The new ice cream restaurant also could have a new neighbor. Brockman said Annie’s Home Consignments is opening a shop in Central Park Plaza, in the south wing next to Mountain Eyeworks. Brockman said Annie’s will combine two adjacent retail spaces for its new location.
Annie’s Home Consignments owner Annie Tisch and Sundance at Fish Creek manager Bob Larson could not be reached Sunday to confirm or discuss the move.
Central Park Plaza, which is anchored by Walmart, is facing a couple of tenant-related uncertainties.
Brockman said Sunday that he didn’t yet know the fate of the plaza’s Blockbuster video rental store, in light of Englewood-based Dish Network Corp.’s recent purchase of Blockbuster Inc. Brockman said bankruptcy courts still are determining which Blockbuster leases could be terminated or kept. He said he hadn’t heard a decision about the Steamboat location.
As for the Village Inn, which occupied a prominent, end location in the plaza’s south wing before closing in April 2010, Brockman said there’s no news about a potential new tenant.
“I’m surprised that hasn’t leased yet,” he said. “I think that’s a really good end-cap.”

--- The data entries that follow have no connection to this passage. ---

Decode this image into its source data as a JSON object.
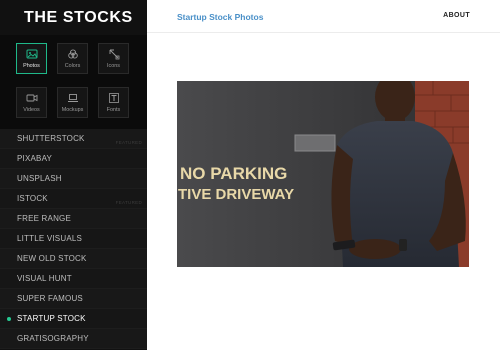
{
  "brand": {
    "title": "THE STOCKS"
  },
  "categories": [
    {
      "label": "Photos",
      "icon": "photo-icon",
      "active": true
    },
    {
      "label": "Colors",
      "icon": "palette-icon",
      "active": false
    },
    {
      "label": "Icons",
      "icon": "pen-tool-icon",
      "active": false
    },
    {
      "label": "Videos",
      "icon": "video-icon",
      "active": false
    },
    {
      "label": "Mockups",
      "icon": "laptop-icon",
      "active": false
    },
    {
      "label": "Fonts",
      "icon": "font-icon",
      "active": false
    }
  ],
  "sources": [
    {
      "label": "SHUTTERSTOCK",
      "badge": "FEATURED"
    },
    {
      "label": "PIXABAY",
      "badge": ""
    },
    {
      "label": "UNSPLASH",
      "badge": ""
    },
    {
      "label": "ISTOCK",
      "badge": "FEATURED"
    },
    {
      "label": "FREE RANGE",
      "badge": ""
    },
    {
      "label": "LITTLE VISUALS",
      "badge": ""
    },
    {
      "label": "NEW OLD STOCK",
      "badge": ""
    },
    {
      "label": "VISUAL HUNT",
      "badge": ""
    },
    {
      "label": "SUPER FAMOUS",
      "badge": ""
    },
    {
      "label": "STARTUP STOCK",
      "badge": "",
      "active": true
    },
    {
      "label": "GRATISOGRAPHY",
      "badge": ""
    }
  ],
  "header": {
    "title": "Startup Stock Photos",
    "about": "ABOUT"
  },
  "photo": {
    "sign_line1": "NO PARKING",
    "sign_line2": "TIVE DRIVEWAY"
  },
  "colors": {
    "accent": "#1fb98a",
    "title_blue": "#4a90c8",
    "sidebar_bg": "#111111"
  }
}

Dairy Queen could boost leasing efforts by attracting more customers to the plaza’s south wing — but ice cream also has proven to be a tough sell on that side of the city.
A Ben & Jerry’s Ice Cream business closed in October 2009 in Wildhorse Marketplace, across Mount Werner Road from Central Park Plaza. Schulz said Sunday, though, that the popularity of soft-serve and the busy traffic in Central Park Plaza, among other factors, gave her confidence for Dairy Queen’s success.
She said the company provides extensive preparation for new owners.
“You go through high levels of qualifications and training to make sure that you’re going to have a successful business,” she said.
Managing a Dairy Queen will be a change of taste for Schulz, who currently works for Honey Stinger. She laughed at the thought of moving from an energy-food company to an ice cream restaurant.
“To make things even better, I have a nutrition degree,” she said. “Doesn’t mean we can’t have a treat once in a while.”